Erin is Scrumtrulescent’s #CBR4 Review #09: The Fault in Our Stars by John Green
Speaking as someone who has worked in few different hospitals in a non-clinical capacity for almost ten years, I would say it is easy to forget you work in a hospital sometimes but that would be a total lie. It is just easier to forget you work in one. I encounter patients on a daily basis but they’re not mine, not really. I do not treat them, I cannot help them in any way other than to be friendly, answer any questions they may have, help them change into a gown, and perhaps crack a stupid joke or two to make them smile. I assist with unit patients and have been urinated on, vomited on and have had to clean up body fluids often enough that I barely even notice it anymore. Hell, most of the time I crack jokes about it. There are some days that no matter what I do I cannot forget, and it hits me like a ton of bricks.
For every forgettable jerk who comes in limping declaring their leg broken and demanding to be seen before an ER patient because they need to get home in time for their stories, there comes in the nicest person I will meet all year. They will come in for back pain, a headache or some other seemingly common and innocent sounding ailment. They do not remember how long they have had it and did not want to be a baby about it or ask for help. Sometimes it turns out to be nothing, but other times – too many times – I hear a muttered a curse word, a frantic call or two, or sometimes I will just get a look from the technologist doing their study: Cancer. My office disappears quickly when I am forced to call a patient’s wife because he has to be admitted to the hospital and cannot stop crying long enough to get the words out himself.
John Green’s The Fault in Our Stars is a book not just about cancer but two teenagers with cancer no less. Hazel Lancaster, a sixteen year-old with thyroid cancer, meets Augustus Waters at a cancer support group. He is seventeen, gorgeous, smart and is missing a leg thanks to bone cancer for which he is in remission. Even with her omnipresent oxygen tank and swollen face, he makes her feel like any normal teenage girl would feel meeting such a boy. It is something straight out of a Lifetime movie and normally (even despite my ovaries), I am usually not a sucker for such things. While not wholly original or without its faults, Green managed to suck me in almost immediately. His writing is simple and pretty and makes the story much better than it ought to be. I wanted to know everything I could about Hazel and Augustus, and even though I knew their story would not end well, I still was unprepared for just how hard it hit me.

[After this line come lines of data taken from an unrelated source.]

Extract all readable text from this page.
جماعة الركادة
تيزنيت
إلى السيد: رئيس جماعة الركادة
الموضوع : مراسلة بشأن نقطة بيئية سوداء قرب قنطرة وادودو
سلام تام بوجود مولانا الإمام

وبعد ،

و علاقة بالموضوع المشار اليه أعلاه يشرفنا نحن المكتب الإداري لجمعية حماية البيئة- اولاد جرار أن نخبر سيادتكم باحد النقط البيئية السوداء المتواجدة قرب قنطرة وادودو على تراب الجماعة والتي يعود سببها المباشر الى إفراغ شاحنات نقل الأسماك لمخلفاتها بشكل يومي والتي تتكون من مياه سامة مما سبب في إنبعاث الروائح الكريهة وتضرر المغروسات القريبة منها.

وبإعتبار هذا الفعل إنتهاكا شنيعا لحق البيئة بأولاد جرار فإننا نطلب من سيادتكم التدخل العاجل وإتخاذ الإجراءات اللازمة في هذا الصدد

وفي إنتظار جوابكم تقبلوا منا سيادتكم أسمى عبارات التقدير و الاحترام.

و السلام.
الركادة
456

If there is one minor quibble I have about this book, it is that John Green writes lovely and witty dialogue that is entirely too lovely and witty to be coming out of a teenager’s mouth. At some points it is distracting, and this is coming from somebody who absolutely loves Juno. Most of the time, it is so damn delicate or funny or just heartbreaking that you get so distracted from trying not to cry that you totally forgive it. One of my favorite lines in the book is Hazel declaring, “I fell in love the way you fall out of a tree; slowly and then all at once.” Young love, cancer and lines like that. Call me a sap all you want but sometimes you just have to sit back, have a good cry, and enjoy it.